AP renewed its push for an interview after Chernov’s and Maloletka’s dramatic,groundbreaking coverage of the besieged city of Mariupol,suggesting that the two AP journalists be among the team conducting the interview. Schreck separately met personally with a member of the president’s staff to press our request for a sit-down interview during a delayed news conference in the bunker-like atmosphere of a government office building: Sandbags lined the halls and windows,hallways were darkened to disorient attackers and armed soldiers roamed the floors.
Maloletka and Chernov suggested to a member of Zelenskyy’s staff to conduct the interview in one of those hallways rather than a bland briefing room. After they convinced the security team and got last-minute confirmation the interview was on, the crew raced to set up their equipment while bemused soldiers lugged supplies and pots of freshly cooked food around them.
The dramatic setting of Zelenskyy speaking amid stacked sandbags added to the power of the all-formats interview.
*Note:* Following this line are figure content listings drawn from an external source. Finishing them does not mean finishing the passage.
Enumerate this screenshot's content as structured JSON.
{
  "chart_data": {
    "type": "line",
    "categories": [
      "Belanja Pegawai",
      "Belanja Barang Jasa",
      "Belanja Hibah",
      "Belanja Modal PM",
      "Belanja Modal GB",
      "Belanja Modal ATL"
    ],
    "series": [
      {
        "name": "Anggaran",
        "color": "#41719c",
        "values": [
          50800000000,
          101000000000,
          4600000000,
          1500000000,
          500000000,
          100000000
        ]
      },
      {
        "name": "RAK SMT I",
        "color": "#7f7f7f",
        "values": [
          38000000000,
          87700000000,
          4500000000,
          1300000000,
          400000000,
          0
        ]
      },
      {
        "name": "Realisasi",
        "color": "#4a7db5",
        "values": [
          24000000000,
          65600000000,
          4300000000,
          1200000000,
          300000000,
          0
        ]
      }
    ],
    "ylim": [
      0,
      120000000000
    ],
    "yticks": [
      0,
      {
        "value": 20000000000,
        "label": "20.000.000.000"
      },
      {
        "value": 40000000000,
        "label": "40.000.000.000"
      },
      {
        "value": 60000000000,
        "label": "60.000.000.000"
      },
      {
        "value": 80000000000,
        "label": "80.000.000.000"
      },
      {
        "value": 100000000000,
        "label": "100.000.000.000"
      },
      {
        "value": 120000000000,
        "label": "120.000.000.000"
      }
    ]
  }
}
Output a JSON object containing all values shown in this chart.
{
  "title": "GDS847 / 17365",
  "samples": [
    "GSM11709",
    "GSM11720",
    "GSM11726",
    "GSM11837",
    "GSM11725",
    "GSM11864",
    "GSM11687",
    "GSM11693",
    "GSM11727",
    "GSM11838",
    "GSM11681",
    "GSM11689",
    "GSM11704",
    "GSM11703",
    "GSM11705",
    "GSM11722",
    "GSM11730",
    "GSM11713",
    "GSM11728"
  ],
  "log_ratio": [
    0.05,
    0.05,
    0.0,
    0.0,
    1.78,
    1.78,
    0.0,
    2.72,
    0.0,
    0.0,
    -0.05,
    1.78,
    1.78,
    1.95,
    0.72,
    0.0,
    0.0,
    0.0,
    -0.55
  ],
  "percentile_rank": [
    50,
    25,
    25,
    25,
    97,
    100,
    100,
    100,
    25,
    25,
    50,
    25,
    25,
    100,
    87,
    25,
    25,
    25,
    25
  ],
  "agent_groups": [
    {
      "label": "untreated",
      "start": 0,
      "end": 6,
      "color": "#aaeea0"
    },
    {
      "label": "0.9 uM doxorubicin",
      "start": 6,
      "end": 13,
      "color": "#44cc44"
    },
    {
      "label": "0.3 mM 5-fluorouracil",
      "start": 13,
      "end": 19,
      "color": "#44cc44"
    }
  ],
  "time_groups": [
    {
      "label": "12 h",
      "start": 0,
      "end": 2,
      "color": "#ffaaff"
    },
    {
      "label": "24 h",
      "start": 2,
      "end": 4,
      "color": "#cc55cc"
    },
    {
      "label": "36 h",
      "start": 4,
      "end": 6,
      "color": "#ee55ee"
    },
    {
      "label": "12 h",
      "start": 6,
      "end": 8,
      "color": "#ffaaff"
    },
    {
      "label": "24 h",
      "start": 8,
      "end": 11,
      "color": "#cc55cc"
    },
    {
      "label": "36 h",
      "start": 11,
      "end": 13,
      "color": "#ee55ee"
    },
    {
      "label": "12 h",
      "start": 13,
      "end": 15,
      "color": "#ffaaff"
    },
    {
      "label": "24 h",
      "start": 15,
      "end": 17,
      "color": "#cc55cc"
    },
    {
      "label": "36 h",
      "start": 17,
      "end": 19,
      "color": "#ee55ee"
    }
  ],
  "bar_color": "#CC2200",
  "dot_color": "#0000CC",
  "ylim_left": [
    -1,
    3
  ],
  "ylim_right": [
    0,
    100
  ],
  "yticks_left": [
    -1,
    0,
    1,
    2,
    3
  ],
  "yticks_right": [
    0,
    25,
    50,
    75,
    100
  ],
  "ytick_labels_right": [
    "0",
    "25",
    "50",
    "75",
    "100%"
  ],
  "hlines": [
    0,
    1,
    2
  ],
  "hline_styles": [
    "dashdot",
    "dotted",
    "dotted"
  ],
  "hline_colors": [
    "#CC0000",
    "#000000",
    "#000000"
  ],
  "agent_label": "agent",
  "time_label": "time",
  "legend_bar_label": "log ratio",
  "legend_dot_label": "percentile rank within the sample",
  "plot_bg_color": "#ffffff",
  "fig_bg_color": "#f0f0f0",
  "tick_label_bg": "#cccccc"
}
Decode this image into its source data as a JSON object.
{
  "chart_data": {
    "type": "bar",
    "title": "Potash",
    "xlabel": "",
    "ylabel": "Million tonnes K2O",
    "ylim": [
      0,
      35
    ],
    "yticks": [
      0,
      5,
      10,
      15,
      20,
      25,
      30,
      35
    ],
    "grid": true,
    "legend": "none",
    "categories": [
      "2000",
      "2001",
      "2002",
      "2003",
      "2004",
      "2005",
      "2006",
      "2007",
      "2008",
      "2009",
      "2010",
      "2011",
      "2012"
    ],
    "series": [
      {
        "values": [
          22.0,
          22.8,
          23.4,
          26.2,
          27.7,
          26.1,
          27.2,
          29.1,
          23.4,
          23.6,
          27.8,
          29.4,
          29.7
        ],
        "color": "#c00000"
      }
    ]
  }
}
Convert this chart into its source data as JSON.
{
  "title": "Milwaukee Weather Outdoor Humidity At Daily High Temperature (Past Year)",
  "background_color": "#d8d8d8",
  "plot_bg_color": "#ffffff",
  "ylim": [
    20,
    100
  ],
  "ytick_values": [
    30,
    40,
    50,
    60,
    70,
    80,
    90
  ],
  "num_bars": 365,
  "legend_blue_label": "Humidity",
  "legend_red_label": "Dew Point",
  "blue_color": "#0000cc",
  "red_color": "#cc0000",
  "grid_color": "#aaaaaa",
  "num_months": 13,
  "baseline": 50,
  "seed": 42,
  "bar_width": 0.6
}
Meanwhile,in the town of Bucha outside the capital,reporter Cara Anna brought the horror of life and death in Bucha to readers around the world, walking its streets and talking with witnesses to the murders and other abuses under Russian occupation.
Anna had been asked to put together as complete a picture of what happened Bucha as quickly as possible. She traveled overnight from Lviv to join video journalists Oleksandr Stashevskyi and Chernov,who had been in Bucha already for several days,and photographers Rodrigo Abd,Vadim Ghirda and Felipe Dana. Anna,Abd and Stashevskyi spent two days walking around Bucha as residents guided them to see and document bodies.
The entire team saw at least a dozen uncollected bodies,along with dozens in body bags at a cemetery and the mass grave with even more. They talked with two dozen survivors and witnesses, each telling a story seemingly more horrific than the last.
The Bucha visuals and story,part of an ongoing war crimes investigation by the AP and PBS Frontline,received wide play online and earned the top reader engagement score of 100,a sign that AP’s customers and audience are still keenly interested in definitive, comprehensive accounts of the war and those who must endure its effects.
For their work shedding light on an increasingly dark era for Ukraine,we honor Schreck,Chernov,Maloletka,Anna,Stashevskyi,Abd, Ghirda and Dana as AP’s Best of the Week — First Winners.